Quel impact a notre monde sur nos âmes ? J’ai nommé mon album La Souterraine parce que j’aime ces lieux où l’on se cache. Bien sûr, dans La République de Platon, les hommes, dans leur caverne, prennent les ombres pour la réalité et la lumière les aveugle, mais le souterrain est aussi l’endroit de la résistance. L’underground permet de danser pour s’échapper, d’être subversif, de s’évader pour imaginer un monde meilleur à construire, toutes et tous.

Il y a quelques années déjà, nous avions échangé autour de la notion d’héritage. Il est également question de transmission ici… 

Cette question, cette préoccupation, se répète, disque après disque et morceau après morceau… Cette notion traverse mon travail : qu’allons-nous laisser à la future génération ? Il faut garder espoir ! Pour moi, l’écriture est viscérale : elle me permet de prendre ma respiration et des forces. 

Qui est le pire des trouble-fête selon vous ? 

Celui qui nuirait à ce rêve commun de vivre ensemble. C’est le projet le plus sage pour sortir du récit contemporain où l’Homme a besoin de tout posséder et de défendre ses frontières. L’« Autre » est notre partenaire : il faut en prendre soin. Le monde d’aujourd’hui n’est pas bâti sur ce socle, ce respect du vivant, alors que c’est l’unique boussole que nous devrions avoir. C’est la seule clef, le seul défi. 

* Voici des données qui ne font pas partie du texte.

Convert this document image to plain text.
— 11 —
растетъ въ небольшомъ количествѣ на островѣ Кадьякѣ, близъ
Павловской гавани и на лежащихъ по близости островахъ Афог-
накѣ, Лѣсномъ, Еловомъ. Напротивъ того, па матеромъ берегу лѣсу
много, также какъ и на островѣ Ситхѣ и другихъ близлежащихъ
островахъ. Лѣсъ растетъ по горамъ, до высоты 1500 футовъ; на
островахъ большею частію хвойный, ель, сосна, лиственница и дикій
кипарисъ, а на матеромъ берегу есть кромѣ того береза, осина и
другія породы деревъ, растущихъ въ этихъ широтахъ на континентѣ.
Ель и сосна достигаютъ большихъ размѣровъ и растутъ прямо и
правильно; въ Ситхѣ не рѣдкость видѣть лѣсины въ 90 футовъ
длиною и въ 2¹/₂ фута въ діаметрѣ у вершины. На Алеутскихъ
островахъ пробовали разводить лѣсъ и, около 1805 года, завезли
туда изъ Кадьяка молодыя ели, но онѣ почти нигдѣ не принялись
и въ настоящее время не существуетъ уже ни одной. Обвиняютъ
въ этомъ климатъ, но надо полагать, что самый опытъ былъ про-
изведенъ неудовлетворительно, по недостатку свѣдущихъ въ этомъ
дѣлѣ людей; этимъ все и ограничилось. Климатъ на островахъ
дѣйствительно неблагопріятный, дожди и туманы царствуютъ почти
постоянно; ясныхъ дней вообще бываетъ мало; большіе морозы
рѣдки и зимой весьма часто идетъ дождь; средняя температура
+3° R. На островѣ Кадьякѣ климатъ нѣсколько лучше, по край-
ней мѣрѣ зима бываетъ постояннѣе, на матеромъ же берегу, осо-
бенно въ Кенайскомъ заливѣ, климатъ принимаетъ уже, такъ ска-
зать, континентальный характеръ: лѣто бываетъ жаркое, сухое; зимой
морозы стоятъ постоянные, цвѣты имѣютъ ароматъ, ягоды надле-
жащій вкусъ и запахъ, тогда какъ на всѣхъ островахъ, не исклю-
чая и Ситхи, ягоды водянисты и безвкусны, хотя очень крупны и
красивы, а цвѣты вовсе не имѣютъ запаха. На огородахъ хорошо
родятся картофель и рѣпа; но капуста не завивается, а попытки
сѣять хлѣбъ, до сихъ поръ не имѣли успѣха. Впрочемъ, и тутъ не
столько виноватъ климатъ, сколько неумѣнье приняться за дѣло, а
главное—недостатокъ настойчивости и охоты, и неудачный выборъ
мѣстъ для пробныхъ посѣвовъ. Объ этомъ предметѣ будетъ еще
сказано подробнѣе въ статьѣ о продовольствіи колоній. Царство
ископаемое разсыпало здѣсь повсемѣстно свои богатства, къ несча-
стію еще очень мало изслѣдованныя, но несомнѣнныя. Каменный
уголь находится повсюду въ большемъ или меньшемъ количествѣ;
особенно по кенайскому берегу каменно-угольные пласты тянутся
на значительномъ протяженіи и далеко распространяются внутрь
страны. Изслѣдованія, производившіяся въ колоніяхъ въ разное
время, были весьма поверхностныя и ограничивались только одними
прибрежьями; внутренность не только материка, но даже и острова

Votre album est né d’une commande musicale pour une pièce de théâtre, Lazzi, qui parle de la fin d’une époque… 

Lazzi est une allégorie de la fin d’une vision du monde. Dans le spectacle il s’agit de la fermeture d’un vidéoclub, d’une bascule dans l’histoire du cinéma. Le metteur en scène Fabrice Melquiot m’a contactée au moment où sortait mon album Icare dont La Souterraine est une sorte d’écho. Dans Lazzi, j’étais la voix de l’absente, l’être aimé disparu… Après Icare, j’ai continué à tirer le fil pour trouver un autre chemin à emprunter avec La Souterraine en amplifiant la notion d’amour au féminin. 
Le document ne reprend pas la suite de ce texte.